政府が非公開文書を公開

この情報は、スペイン政府が移民流入に関する情報を隠蔽したと批判された中で、40以上の非公開文書を公開したものです。

7月29日、スペイン国家情報機関(CNI)はモロッコおよびセウタ当局に、移民が翌日に越境するようSNSで呼びかけていることを伝えたとされています。

情報提供に対する政治的反応

首相ペドロ・サエンス氏は、7月30日の出来事は予測不可能だったと主張していますが、野党は政府が国民を誤情報で惑わしたと批判しています。

サエンス氏は以前、議会で「7月末の危機の規模についての情報を得ていなかった」と述べています。

セウタの市長によると、7月30日と31日に少なくとも7万2000人がモロッコからセウタに越境しました。そのうち少なくとも100人が越境中に死亡しています。

多くの移民は帰還しましたが、最大5000人が仮設のキャンプや街中の通りやビーチで生活しており、混乱が生じています。地元住民は安全上の懸念を表明し、一部では避難所を破壊したり、支援物資の供給を妨害したりしています。

SNSが越境を促進

7月29日のメモでは、CNIはモロッコ情報機関に、移民が翌日にSNSを通じてセウタに到達しようとしていると報告しています。その方法は「泳いで」または「国境のフェンスを越えて」であると述べています。

CNIは、約18万人がメッセージを受け取っていたと報告しています。その一部には「王位記念日(7月30日)の午前8時に越境する最後のチャンスがある。その時間、当局は祝賀行事やパレードに忙しい」と書かれていました。
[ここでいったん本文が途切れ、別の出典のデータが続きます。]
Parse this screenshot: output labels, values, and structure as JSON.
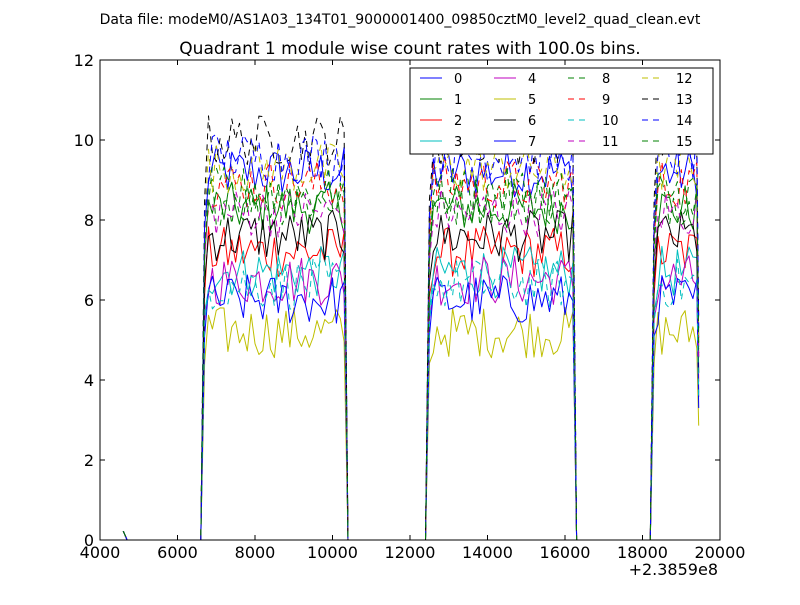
{
  "header": {
    "file_label": "Data file: modeM0/AS1A03_134T01_9000001400_09850cztM0_level2_quad_clean.evt"
  },
  "chart_data": {
    "type": "line",
    "title": "Quadrant 1 module wise count rates with 100.0s bins.",
    "xlabel": "",
    "ylabel": "",
    "x_offset_label": "+2.3859e8",
    "xlim": [
      4000,
      20000
    ],
    "ylim": [
      0,
      12
    ],
    "xticks": [
      4000,
      6000,
      8000,
      10000,
      12000,
      14000,
      16000,
      18000,
      20000
    ],
    "yticks": [
      0,
      2,
      4,
      6,
      8,
      10,
      12
    ],
    "xtick_labels": [
      "4000",
      "6000",
      "8000",
      "10000",
      "12000",
      "14000",
      "16000",
      "18000",
      "20000"
    ],
    "ytick_labels": [
      "0",
      "2",
      "4",
      "6",
      "8",
      "10",
      "12"
    ],
    "grid": false,
    "legend_placement": "top-right",
    "legend_columns": 4,
    "bin_size": 100,
    "segments": [
      {
        "start": 4600,
        "end": 4700,
        "startup": 0.22
      },
      {
        "start": 6600,
        "end": 10300
      },
      {
        "start": 12400,
        "end": 16200
      },
      {
        "start": 18200,
        "end": 19400
      }
    ],
    "series": [
      {
        "name": "0",
        "color": "#0000ff",
        "style": "solid",
        "level": 9.2
      },
      {
        "name": "1",
        "color": "#008000",
        "style": "solid",
        "level": 8.3
      },
      {
        "name": "2",
        "color": "#ff0000",
        "style": "solid",
        "level": 7.2
      },
      {
        "name": "3",
        "color": "#00bfbf",
        "style": "solid",
        "level": 6.7
      },
      {
        "name": "4",
        "color": "#bf00bf",
        "style": "solid",
        "level": 6.5
      },
      {
        "name": "5",
        "color": "#bfbf00",
        "style": "solid",
        "level": 5.2
      },
      {
        "name": "6",
        "color": "#000000",
        "style": "solid",
        "level": 7.6
      },
      {
        "name": "7",
        "color": "#0000ff",
        "style": "solid",
        "level": 6.0
      },
      {
        "name": "8",
        "color": "#008000",
        "style": "dashed",
        "level": 8.5
      },
      {
        "name": "9",
        "color": "#ff0000",
        "style": "dashed",
        "level": 8.9
      },
      {
        "name": "10",
        "color": "#00bfbf",
        "style": "dashed",
        "level": 6.4
      },
      {
        "name": "11",
        "color": "#bf00bf",
        "style": "dashed",
        "level": 8.2
      },
      {
        "name": "12",
        "color": "#bfbf00",
        "style": "dashed",
        "level": 9.3
      },
      {
        "name": "13",
        "color": "#000000",
        "style": "dashed",
        "level": 10.0
      },
      {
        "name": "14",
        "color": "#0000ff",
        "style": "dashed",
        "level": 9.6
      },
      {
        "name": "15",
        "color": "#008000",
        "style": "dashed",
        "level": 8.7
      }
    ]
  }
}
CNIはまた、テキストメッセージを通じてセウタの中央政府代表および治安部隊にもSNSの活動について警告しました。

これらのメッセージは、サエンス氏の危機対応への批判が高まる中、政府が公開した40以上のセキュリティ関連文書の一部です。スペインでは、モロッコが越境を支援したとの広範な疑惑がありました。

今月初旬、漏洩したスペイン警察の報告書は、モロッコ警察が事件に関与していた可能性を示唆していました。しかし、サエンス氏はモロッコの共犯性についての証拠はないと主張しています。
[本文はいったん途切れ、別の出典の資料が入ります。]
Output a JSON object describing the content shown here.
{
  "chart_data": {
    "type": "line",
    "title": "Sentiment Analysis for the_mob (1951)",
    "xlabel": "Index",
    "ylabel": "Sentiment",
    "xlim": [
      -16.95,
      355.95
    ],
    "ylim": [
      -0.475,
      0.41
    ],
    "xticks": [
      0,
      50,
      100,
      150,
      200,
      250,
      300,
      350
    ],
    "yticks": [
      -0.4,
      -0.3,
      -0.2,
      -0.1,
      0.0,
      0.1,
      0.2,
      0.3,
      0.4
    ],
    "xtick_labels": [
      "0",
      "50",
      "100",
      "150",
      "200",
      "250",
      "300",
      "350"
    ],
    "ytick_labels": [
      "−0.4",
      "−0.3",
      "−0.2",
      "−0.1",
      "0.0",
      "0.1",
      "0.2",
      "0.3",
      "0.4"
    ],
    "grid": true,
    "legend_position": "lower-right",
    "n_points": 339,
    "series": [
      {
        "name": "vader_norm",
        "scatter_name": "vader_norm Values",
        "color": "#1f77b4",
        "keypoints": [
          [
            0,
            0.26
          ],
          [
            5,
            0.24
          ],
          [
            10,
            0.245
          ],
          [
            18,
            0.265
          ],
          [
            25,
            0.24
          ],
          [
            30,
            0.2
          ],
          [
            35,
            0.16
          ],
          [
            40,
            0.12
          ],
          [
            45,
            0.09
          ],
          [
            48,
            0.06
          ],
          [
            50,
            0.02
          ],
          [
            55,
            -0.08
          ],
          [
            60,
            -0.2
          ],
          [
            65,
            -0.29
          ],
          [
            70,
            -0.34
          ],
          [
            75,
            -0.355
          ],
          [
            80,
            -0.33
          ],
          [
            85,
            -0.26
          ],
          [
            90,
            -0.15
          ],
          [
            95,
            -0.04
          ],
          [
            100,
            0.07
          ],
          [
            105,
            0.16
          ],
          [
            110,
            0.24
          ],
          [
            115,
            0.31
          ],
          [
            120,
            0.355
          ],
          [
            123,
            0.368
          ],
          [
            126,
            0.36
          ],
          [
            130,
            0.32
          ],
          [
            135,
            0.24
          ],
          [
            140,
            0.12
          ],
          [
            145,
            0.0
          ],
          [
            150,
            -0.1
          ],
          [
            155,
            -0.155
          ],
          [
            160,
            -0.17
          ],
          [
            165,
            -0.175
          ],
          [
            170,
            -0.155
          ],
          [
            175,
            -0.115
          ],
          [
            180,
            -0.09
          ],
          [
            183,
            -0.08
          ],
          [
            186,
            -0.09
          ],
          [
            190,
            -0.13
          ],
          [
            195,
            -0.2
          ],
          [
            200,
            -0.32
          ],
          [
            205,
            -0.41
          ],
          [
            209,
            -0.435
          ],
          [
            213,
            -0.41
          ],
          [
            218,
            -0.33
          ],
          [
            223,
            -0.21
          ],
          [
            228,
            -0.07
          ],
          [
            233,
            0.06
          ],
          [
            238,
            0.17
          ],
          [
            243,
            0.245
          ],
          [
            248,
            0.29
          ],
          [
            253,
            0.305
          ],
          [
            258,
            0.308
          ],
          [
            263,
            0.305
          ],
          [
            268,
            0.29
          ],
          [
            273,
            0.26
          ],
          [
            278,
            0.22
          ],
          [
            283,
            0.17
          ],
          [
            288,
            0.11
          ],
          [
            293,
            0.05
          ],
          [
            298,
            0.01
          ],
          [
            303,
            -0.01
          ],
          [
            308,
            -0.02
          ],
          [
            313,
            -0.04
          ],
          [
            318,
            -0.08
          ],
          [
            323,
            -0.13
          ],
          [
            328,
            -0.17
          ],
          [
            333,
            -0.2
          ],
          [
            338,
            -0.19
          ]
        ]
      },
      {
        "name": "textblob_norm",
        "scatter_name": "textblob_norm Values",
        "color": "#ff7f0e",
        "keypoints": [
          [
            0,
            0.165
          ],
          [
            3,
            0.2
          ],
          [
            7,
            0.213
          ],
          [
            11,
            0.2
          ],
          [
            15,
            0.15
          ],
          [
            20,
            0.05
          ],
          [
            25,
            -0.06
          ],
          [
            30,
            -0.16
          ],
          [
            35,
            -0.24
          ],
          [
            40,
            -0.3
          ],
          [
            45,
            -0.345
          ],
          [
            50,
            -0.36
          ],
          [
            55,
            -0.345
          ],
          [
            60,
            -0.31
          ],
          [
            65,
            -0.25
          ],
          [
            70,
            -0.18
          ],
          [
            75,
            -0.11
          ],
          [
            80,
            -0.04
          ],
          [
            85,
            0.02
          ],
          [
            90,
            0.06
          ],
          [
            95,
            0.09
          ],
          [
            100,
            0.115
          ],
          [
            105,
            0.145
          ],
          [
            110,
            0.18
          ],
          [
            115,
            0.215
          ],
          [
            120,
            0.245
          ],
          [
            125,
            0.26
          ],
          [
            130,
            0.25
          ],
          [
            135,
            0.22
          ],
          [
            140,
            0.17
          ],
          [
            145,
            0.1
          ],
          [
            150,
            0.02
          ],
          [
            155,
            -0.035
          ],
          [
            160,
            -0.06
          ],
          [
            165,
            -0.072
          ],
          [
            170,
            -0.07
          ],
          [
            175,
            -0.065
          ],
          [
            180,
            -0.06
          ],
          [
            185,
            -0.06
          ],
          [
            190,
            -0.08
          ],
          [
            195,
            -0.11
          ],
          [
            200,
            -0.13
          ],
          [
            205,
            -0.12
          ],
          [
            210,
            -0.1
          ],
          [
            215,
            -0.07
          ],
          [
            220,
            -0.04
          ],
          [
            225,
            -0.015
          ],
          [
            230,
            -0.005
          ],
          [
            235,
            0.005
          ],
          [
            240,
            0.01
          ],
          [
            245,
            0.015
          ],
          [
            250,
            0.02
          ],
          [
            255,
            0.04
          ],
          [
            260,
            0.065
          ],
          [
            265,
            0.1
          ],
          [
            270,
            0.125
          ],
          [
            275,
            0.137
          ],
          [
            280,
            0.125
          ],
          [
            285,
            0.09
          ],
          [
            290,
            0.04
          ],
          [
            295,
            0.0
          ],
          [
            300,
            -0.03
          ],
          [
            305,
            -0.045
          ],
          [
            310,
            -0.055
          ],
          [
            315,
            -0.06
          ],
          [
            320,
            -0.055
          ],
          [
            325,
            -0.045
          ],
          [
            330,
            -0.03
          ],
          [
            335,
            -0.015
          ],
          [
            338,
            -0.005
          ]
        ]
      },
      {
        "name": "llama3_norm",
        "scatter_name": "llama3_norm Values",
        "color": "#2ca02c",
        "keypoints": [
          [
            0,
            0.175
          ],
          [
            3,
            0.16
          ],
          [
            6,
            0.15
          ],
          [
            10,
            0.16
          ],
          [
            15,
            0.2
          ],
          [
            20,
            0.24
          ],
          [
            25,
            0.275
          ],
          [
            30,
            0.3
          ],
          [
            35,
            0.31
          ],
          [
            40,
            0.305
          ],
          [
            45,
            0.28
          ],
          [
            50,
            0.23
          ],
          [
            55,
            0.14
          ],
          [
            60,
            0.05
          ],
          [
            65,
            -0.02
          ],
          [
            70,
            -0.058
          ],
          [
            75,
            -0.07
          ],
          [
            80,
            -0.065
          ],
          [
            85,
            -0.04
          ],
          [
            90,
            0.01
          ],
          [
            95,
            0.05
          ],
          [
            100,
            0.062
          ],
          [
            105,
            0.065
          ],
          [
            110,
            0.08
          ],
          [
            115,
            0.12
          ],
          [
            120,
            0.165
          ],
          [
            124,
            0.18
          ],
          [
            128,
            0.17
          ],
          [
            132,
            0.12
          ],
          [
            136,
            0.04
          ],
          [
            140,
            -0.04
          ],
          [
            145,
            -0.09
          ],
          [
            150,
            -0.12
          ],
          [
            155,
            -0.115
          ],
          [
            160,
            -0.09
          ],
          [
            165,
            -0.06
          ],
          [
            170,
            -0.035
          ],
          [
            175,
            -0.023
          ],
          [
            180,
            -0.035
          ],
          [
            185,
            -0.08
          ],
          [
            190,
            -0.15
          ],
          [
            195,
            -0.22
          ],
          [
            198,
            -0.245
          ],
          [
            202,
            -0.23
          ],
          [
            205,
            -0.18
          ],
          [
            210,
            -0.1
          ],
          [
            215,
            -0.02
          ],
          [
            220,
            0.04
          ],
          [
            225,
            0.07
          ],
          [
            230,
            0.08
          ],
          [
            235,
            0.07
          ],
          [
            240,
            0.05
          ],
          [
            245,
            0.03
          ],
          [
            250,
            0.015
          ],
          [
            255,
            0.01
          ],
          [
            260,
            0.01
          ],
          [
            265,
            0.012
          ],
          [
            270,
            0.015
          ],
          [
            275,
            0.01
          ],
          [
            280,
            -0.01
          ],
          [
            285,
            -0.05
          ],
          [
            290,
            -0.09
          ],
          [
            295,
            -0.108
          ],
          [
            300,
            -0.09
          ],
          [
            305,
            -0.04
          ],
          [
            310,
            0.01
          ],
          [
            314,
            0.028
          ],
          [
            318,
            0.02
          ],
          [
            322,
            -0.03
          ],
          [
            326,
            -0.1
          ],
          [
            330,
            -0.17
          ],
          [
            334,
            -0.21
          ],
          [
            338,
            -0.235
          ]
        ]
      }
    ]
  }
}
文書が公開される直前、サエンス氏はスペインのテレビで「移民の大規模な流入は予測されていなかった」と述べました。しかし、野党政治家は新しく公開された資料がその主張と矛盾していると指摘しています。

「彼らは情報を得ていた。セウタの侵入と死者の責任は彼らにある」と、保守派の人民党(PP)のエステル・ムニュオス氏は述べました。極右の Vox 党のホルヘ・ブシャデ氏はSNSで、「サエンス氏とその犯罪者団は国家裏切り罪と保安犯罪の罪で最高裁判所に引き渡されるべきだ」と述べました。

政府は引き続き、入手可能な情報をもとに行動したと主張しています。外相のホセ・マヌエル・アルバレス氏は、「7月30日に起きた出来事の規模を予測できる報告書は知らない」と述べました。

政府関係者は、「大規模な越境前に入手可能な情報では、危機の規模を予測したり、十分な対応を準備したりすることはできなかった」と述べました。

セウタの中央政府代表、ミゲル・アントニオ・ペレス・トリアノ氏は、CNIが大規模な越境の前日に自身の事務所に送ったテキストメッセージに関する情報開示を語りました。「7月29日のメッセージは警告や報告ではなく、単なる情報交換に過ぎない」と述べました。